By this time I felt I had to explain my "plan" for the lesson and the way I didn't study. He laughed and said, "So how's that workin for ya?" I said I'll definitely study next time.

On to required equipment. I start off strong, then we get into determining if specific INOP equipment is required in different circumstances. I had the answer right for the plane I fly, but he pointed out this is a commercial license. The expectation is I would be flying many different airplanes and being commercial operations, the MEL (minimum equipment list) is king.

We covered maintenance and inspections. I knew the answers in general but didn't have them memorized. I asked if the expectation would be that I do have them memorized. Yep. Commercial is different from private yet again. I need to step up my game. We spent considerable time going through the maintenance logs for the plane I would be using for the check ride. We had many questions and had to piece together where some old and new ADs were done. I learned a lot going through those.

In the end we spent about two hours almost covering the pre-flight knowledge portion of the oral. We had a couple of good laughs at my ineptness and I assured him I would definitely be more studied for next time. 

Next time would be weather and cross country flight planning. I remember I really struggled on the weather the last time my CFI and I covered that preparing for my instrument check ride, but I did extremely well on the actual oral. Since my instrument ride I've developed my own pre-flight weather briefing process that I do for every cross country that actually goes through the same process I learned for my check rides. I should knock that out of the park next time. Cross country flight planning, I'm very good at that as well, though this one will be interesting. From RHV in San Jose, CA to Las Vegas, NV. The direct route goes right over the Sierra Nevadas. The long way is south of the sierras and then east and north but it avoids most of the mountains. I wonder how my CFI will evaluate the flight plan I'll provide him.

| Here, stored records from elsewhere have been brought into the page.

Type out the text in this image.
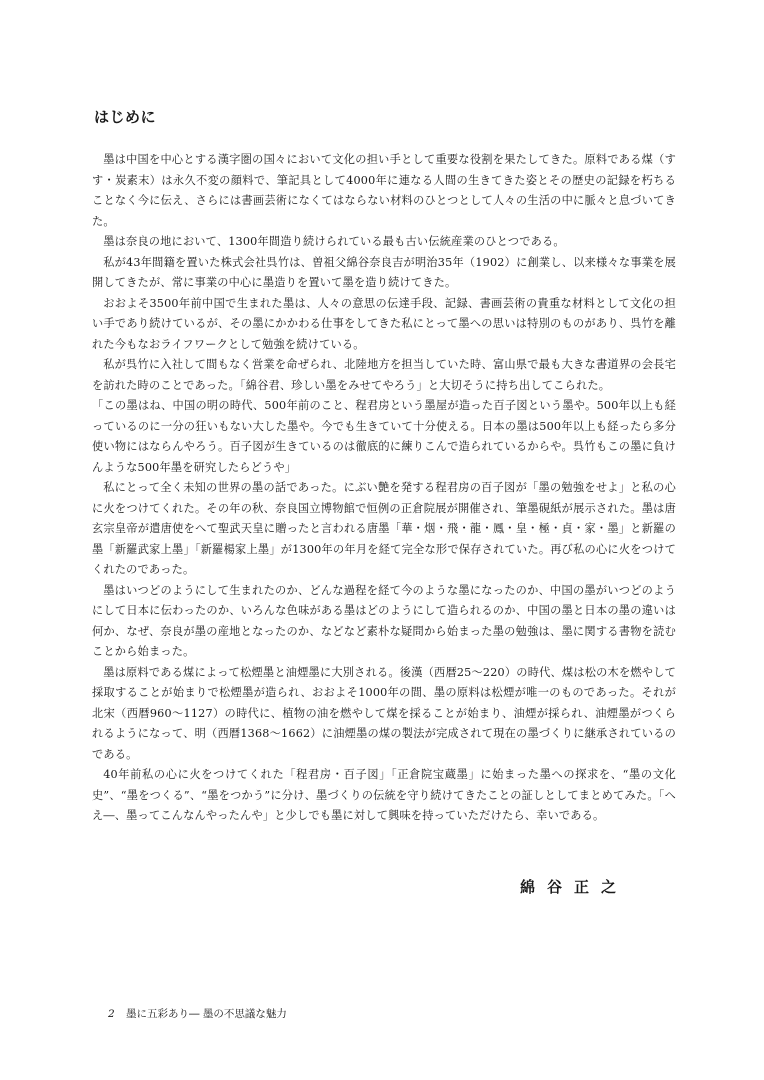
はじめに

墨は中国を中心とする漢字圏の国々において文化の担い手として重要な役割を果たしてきた。原料である煤（すす・炭素末）は永久不変の顔料で、筆記具として4000年に連なる人間の生きてきた姿とその歴史の記録を朽ちることなく今に伝え、さらには書画芸術になくてはならない材料のひとつとして人々の生活の中に脈々と息づいてきた。

墨は奈良の地において、1300年間造り続けられている最も古い伝統産業のひとつである。

私が43年間籍を置いた株式会社呉竹は、曽祖父綿谷奈良吉が明治35年（1902）に創業し、以来様々な事業を展開してきたが、常に事業の中心に墨造りを置いて墨を造り続けてきた。

おおよそ3500年前中国で生まれた墨は、人々の意思の伝達手段、記録、書画芸術の貴重な材料として文化の担い手であり続けているが、その墨にかかわる仕事をしてきた私にとって墨への思いは特別のものがあり、呉竹を離れた今もなおライフワークとして勉強を続けている。

私が呉竹に入社して間もなく営業を命ぜられ、北陸地方を担当していた時、富山県で最も大きな書道界の会長宅を訪れた時のことであった。「綿谷君、珍しい墨をみせてやろう」と大切そうに持ち出してこられた。

「この墨はね、中国の明の時代、500年前のこと、程君房という墨屋が造った百子図という墨や。500年以上も経っているのに一分の狂いもない大した墨や。今でも生きていて十分使える。日本の墨は500年以上も経ったら多分使い物にはならんやろう。百子図が生きているのは徹底的に練りこんで造られているからや。呉竹もこの墨に負けんような500年墨を研究したらどうや」

私にとって全く未知の世界の墨の話であった。にぶい艶を発する程君房の百子図が「墨の勉強をせよ」と私の心に火をつけてくれた。その年の秋、奈良国立博物館で恒例の正倉院展が開催され、筆墨硯紙が展示された。墨は唐玄宗皇帝が遣唐使をへて聖武天皇に贈ったと言われる唐墨「華・烟・飛・龍・鳳・皇・極・貞・家・墨」と新羅の墨「新羅武家上墨」「新羅楊家上墨」が1300年の年月を経て完全な形で保存されていた。再び私の心に火をつけてくれたのであった。

墨はいつどのようにして生まれたのか、どんな過程を経て今のような墨になったのか、中国の墨がいつどのようにして日本に伝わったのか、いろんな色味がある墨はどのようにして造られるのか、中国の墨と日本の墨の違いは何か、なぜ、奈良が墨の産地となったのか、などなど素朴な疑問から始まった墨の勉強は、墨に関する書物を読むことから始まった。

墨は原料である煤によって松煙墨と油煙墨に大別される。後漢（西暦25～220）の時代、煤は松の木を燃やして採取することが始まりで松煙墨が造られ、おおよそ1000年の間、墨の原料は松煙が唯一のものであった。それが北宋（西暦960～1127）の時代に、植物の油を燃やして煤を採ることが始まり、油煙が採られ、油煙墨がつくられるようになって、明（西暦1368～1662）に油煙墨の煤の製法が完成されて現在の墨づくりに継承されているのである。

40年前私の心に火をつけてくれた「程君房・百子図」「正倉院宝蔵墨」に始まった墨への探求を、“墨の文化史”、“墨をつくる”、“墨をつかう”に分け、墨づくりの伝統を守り続けてきたことの証しとしてまとめてみた。「へえ―、墨ってこんなんやったんや」と少しでも墨に対して興味を持っていただけたら、幸いである。

綿谷正之
2 墨に五彩あり― 墨の不思議な魅力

I got home last night and spent a couple hours updating and editing my study notes. I found the stuff I didn't know was in my notes already. Studying would have helped. Then again, I learned a key piece of the commercial pilot puzzle, commercial flying is rarely in only one plane, so I need to expand my thinking to many types of planes and types of operations, not only for the check ride, but for my future career as a pilot.  That is very important lesson to learn.